A major worry is that international investors, who are badly needed for Turkey to meet its external financial obligations, will take fright and adopt a more cautious approach that further dents the Turkish lira.
The same applies to those planning to holiday in Turkey — tourism is a key sector and foreign-currency earner for Turkey. Tourist numbers this year, particularly from Europe, were already before the attempted coup expected to be sharply lower as a result of a series of attacks in the country over the past few months.
William Jackson, senior emerging markets economist at Capital Economics, said the overall tenor of the central bank’s statement suggests that it is “pretty unfazed” by the political turmoil and that further cuts seem likely in the coming months.
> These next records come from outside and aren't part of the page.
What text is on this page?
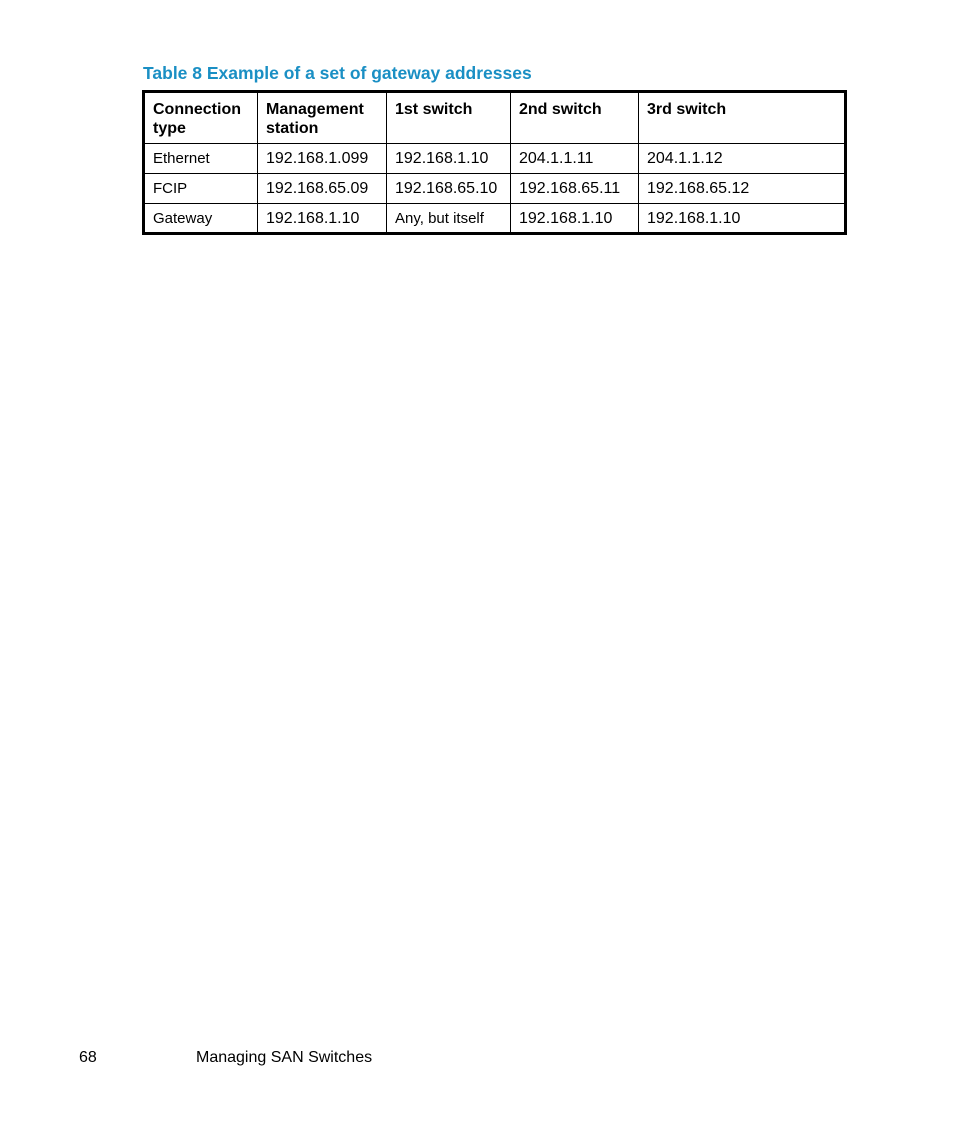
Table 8 Example of a set of gateway addresses
Connection type	Management station	1st switch	2nd switch	3rd switch
Ethernet	192.168.1.099	192.168.1.10	204.1.1.11	204.1.1.12
FCIP	192.168.65.09	192.168.65.10	192.168.65.11	192.168.65.12
Gateway	192.168.1.10	Any, but itself	192.168.1.10	192.168.1.10
68	Managing SAN Switches
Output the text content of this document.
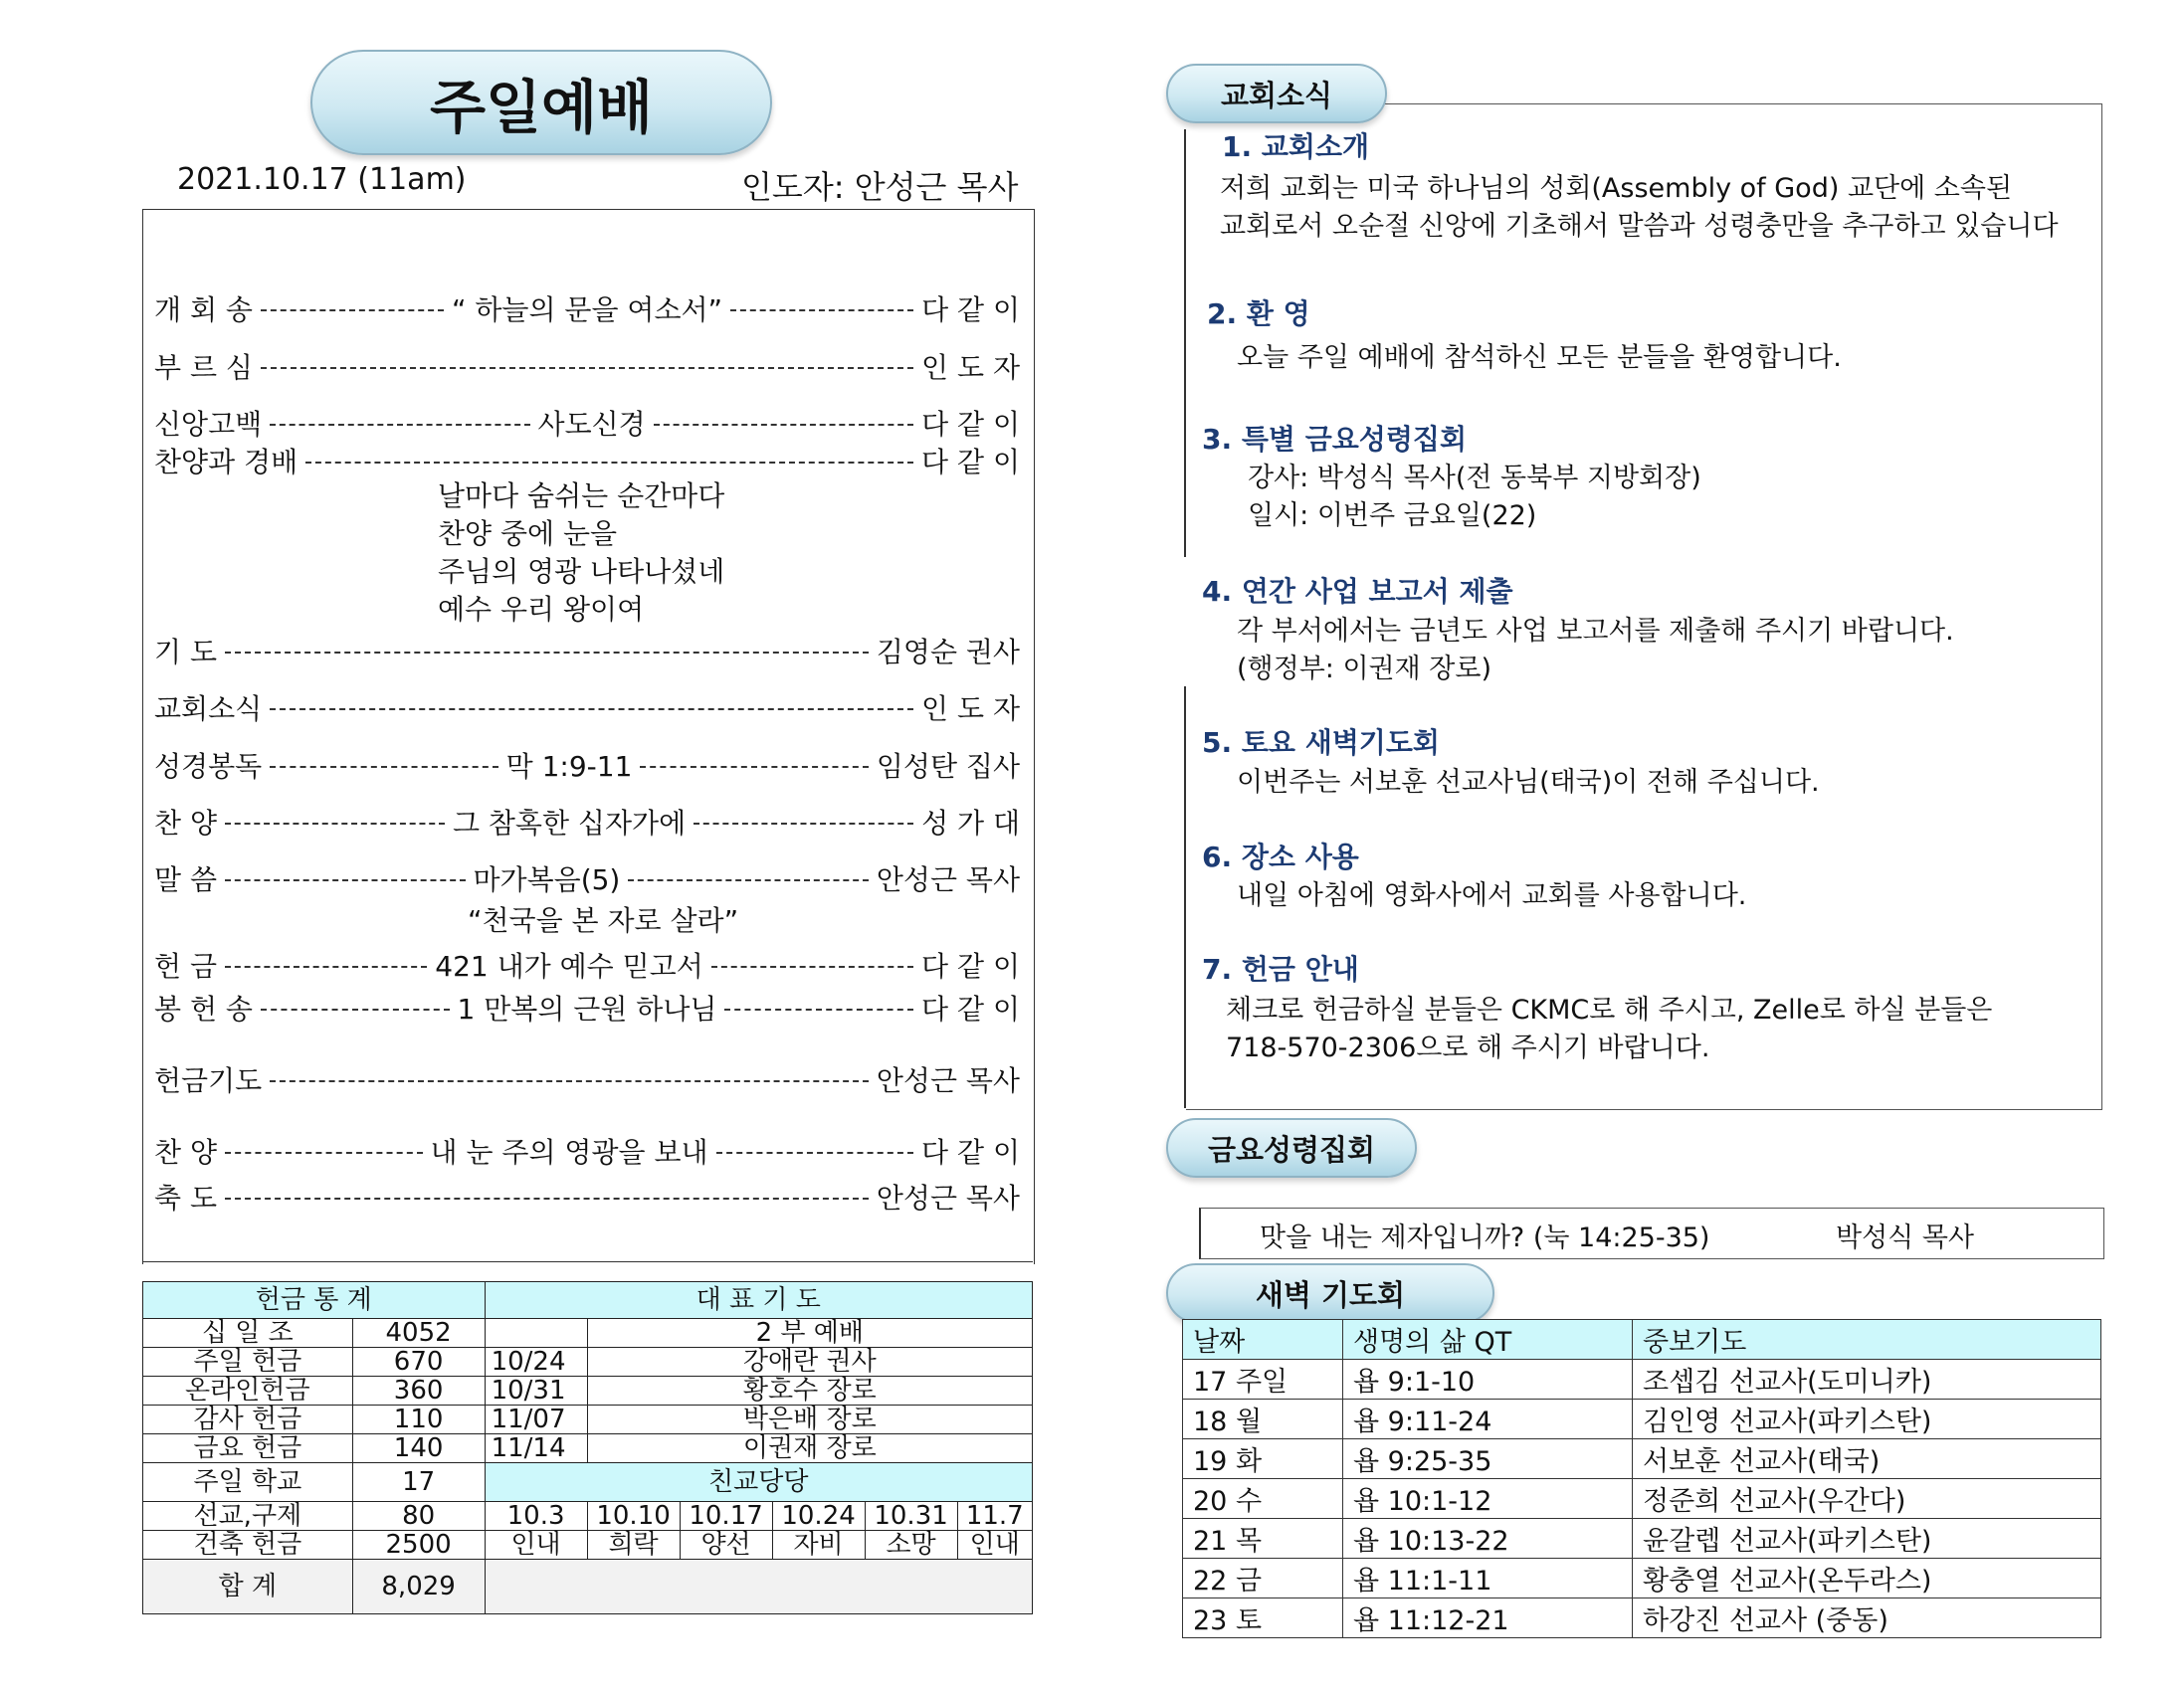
주일예배
2021.10.17 (11am)	인도자: 안성근 목사
개 회 송	“ 하늘의 문을 여소서”	다 같 이
부 르 심	인 도 자
신앙고백	사도신경	다 같 이
찬양과 경배	다 같 이
날마다 숨쉬는 순간마다
찬양 중에 눈을
주님의 영광 나타나셨네
예수 우리 왕이여
기 도	김영순 권사
교회소식	인 도 자
성경봉독	막 1:9-11	임성탄 집사
찬 양	그 참혹한 십자가에	성 가 대
말 씀	마가복음(5)	안성근 목사
“천국을 본 자로 살라”
헌 금	421 내가 예수 믿고서	다 같 이
봉 헌 송	1 만복의 근원 하나님	다 같 이
헌금기도	안성근 목사
찬 양	내 눈 주의 영광을 보내	다 같 이
축 도	안성근 목사
헌금 통 계		대 표 기 도					
십 일 조	4052		2 부 예배				
주일 헌금	670	10/24	강애란 권사				
온라인헌금	360	10/31	황호수 장로				
감사 헌금	110	11/07	박은배 장로				
금요 헌금	140	11/14	이권재 장로				
주일 학교	17	친교당당					
선교,구제	80	10.3	10.10	10.17	10.24	10.31	11.7
건축 헌금	2500	인내	희락	양선	자비	소망	인내
합 계	8,029						
교회소식
1. 교회소개
저희 교회는 미국 하나님의 성회(Assembly of God) 교단에 소속된
교회로서 오순절 신앙에 기초해서 말씀과 성령충만을 추구하고 있습니다
2. 환 영
오늘 주일 예배에 참석하신 모든 분들을 환영합니다.
3. 특별 금요성령집회
강사: 박성식 목사(전 동북부 지방회장)
일시: 이번주 금요일(22)
4. 연간 사업 보고서 제출
각 부서에서는 금년도 사업 보고서를 제출해 주시기 바랍니다.
(행정부: 이권재 장로)
5. 토요 새벽기도회
이번주는 서보훈 선교사님(태국)이 전해 주십니다.
6. 장소 사용
내일 아침에 영화사에서 교회를 사용합니다.
7. 헌금 안내
체크로 헌금하실 분들은 CKMC로 해 주시고, Zelle로 하실 분들은
718-570-2306으로 해 주시기 바랍니다.
금요성령집회
맛을 내는 제자입니까? (눅 14:25-35)	박성식 목사
새벽 기도회
날짜	생명의 삶 QT	중보기도
17 주일	욥 9:1-10	조셉김 선교사(도미니카)
18 월	욥 9:11-24	김인영 선교사(파키스탄)
19 화	욥 9:25-35	서보훈 선교사(태국)
20 수	욥 10:1-12	정준희 선교사(우간다)
21 목	욥 10:13-22	윤갈렙 선교사(파키스탄)
22 금	욥 11:1-11	황충열 선교사(온두라스)
23 토	욥 11:12-21	하강진 선교사 (중동)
However, he voiced his concern about how sustainable it is to keep cutting rates at this pace, especially as rising political risk turns off international investors. Lower interest rates could translate into weaker returns for foreigners investing in Turkey. If they are scared off, that could push the lira down further.
“The context here is that Turkey has a large current account deficit, so tighter external financing conditions would put the lira under pressure and cause inflation to rise,” he said.
Before the attempted coup, most economic forecasters had penciled in Turkish economic growth of around 4 percent this year.
Fitch and Moody’s Investors Services have already warned about the possibility of downgrading their ratings on Turkey in light of the attempted coup. Moody’s said there’s now a “likelihood of a weakening in medium term growth prospects” and that it will “be assessing the impact of the failed coup on institutional strength.”
One concern consistently highlighted since the coup fell apart is that President Erdogan will push ahead with long-held plans to amend the constitution to centralize power further for himself, and undermine respect for the rule of law. Both are central to the proper-functioning of a market economy.
“Turkey continues to operate in a fragile financial and geopolitical environment and its external vulnerability is rising, implying the rising possibility of an escalation in capital outflows, a more rapid fall in reserves and, in a worst-case scenario, a balance of payments crisis,” Moody’s warned as it put the country on notice that its Baa3 rating could be cut.